Thursday, 22 March 2012

HM Treasury makes surprise move over to The Dark Side

From that report explaining why the 50% income tax rate should be reduced, page 8:

The impact on economic growth

2.16 In addition to their impact on the level of GDP, changes in tax rates can have an impact on economic growth. Other things equal, high tax rates in the UK make its tax system less competitive and make it a less attractive place to start, finance and grow a business...

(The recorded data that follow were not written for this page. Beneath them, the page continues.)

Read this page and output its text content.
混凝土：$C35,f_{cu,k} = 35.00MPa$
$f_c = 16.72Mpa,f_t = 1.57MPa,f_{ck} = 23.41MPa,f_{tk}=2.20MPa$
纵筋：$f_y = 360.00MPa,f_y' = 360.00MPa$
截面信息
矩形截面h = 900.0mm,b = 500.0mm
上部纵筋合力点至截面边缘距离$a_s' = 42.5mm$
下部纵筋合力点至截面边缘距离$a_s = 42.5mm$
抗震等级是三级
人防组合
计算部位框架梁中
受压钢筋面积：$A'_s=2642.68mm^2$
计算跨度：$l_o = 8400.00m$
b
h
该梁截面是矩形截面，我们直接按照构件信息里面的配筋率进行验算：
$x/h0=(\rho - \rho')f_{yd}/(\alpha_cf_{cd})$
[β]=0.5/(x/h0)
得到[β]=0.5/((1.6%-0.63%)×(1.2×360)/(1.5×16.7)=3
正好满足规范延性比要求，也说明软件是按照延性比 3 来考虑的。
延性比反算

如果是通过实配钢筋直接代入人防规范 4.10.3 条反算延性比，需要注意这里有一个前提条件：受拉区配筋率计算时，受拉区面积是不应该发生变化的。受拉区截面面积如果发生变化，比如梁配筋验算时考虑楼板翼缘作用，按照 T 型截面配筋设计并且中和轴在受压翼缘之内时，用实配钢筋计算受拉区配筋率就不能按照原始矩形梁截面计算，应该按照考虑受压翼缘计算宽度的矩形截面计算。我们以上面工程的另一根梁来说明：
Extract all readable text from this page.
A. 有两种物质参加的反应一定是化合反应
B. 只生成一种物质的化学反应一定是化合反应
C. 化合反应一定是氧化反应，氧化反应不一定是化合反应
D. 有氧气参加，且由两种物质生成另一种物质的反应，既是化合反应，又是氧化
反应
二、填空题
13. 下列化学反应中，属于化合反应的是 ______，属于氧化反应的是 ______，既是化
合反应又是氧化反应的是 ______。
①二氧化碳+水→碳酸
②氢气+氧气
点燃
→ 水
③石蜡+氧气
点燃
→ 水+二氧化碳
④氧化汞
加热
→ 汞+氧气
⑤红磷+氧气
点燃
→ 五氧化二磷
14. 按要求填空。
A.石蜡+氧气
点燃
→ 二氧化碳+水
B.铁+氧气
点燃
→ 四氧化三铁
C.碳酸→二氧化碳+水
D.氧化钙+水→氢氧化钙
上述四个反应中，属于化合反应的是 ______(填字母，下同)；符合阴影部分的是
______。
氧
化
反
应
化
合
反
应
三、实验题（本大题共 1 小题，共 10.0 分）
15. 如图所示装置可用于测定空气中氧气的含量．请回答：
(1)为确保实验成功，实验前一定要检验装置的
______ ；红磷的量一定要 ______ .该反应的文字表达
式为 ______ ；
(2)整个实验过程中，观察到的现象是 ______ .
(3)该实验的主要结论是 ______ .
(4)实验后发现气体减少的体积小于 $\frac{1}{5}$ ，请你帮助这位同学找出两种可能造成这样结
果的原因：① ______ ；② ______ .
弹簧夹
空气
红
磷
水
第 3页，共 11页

2.17 The relationship between tax and growth has been extensively studied in research undertaken by the OECD*. Their analysis suggests that corporate taxes are the most harmful type of tax for economic growth, followed by personal income taxes and then consumption taxes, with taxes on immovable property being the least harmful tax.**

* OECD (2010) Tax policy reform and economic growth


** HM Treasury were a bit sneaky there: what the OECD actually said was "with recurrent taxes on immovable property being the least harmful." There is a huge difference between taxes on purchases/sales of land and buildings such as Stamp Duty Land Tax (bad taxes) and annual taxes on ownership of land and buildings like Business Rates (good taxes), but hey.

2 comments:

mombers said...

Stamp Duty isn't a tax on the purchase or sale of land and buildings, it's a tax for changing an entry on the Land Registry. Which really isn't necessary if you have a half decent accountant :-)

Mark Wadsworth said...

M: "Stamp Duty isn't a tax on the purchase or sale of land and buildings, it's a tax for changing an entry on the Land Registry."

Not true. The trigger point for SDLT is once anything more than a deposit has been paid and/or the purchaser has taken possession. Changing the registry is irrelevant for tax purposes.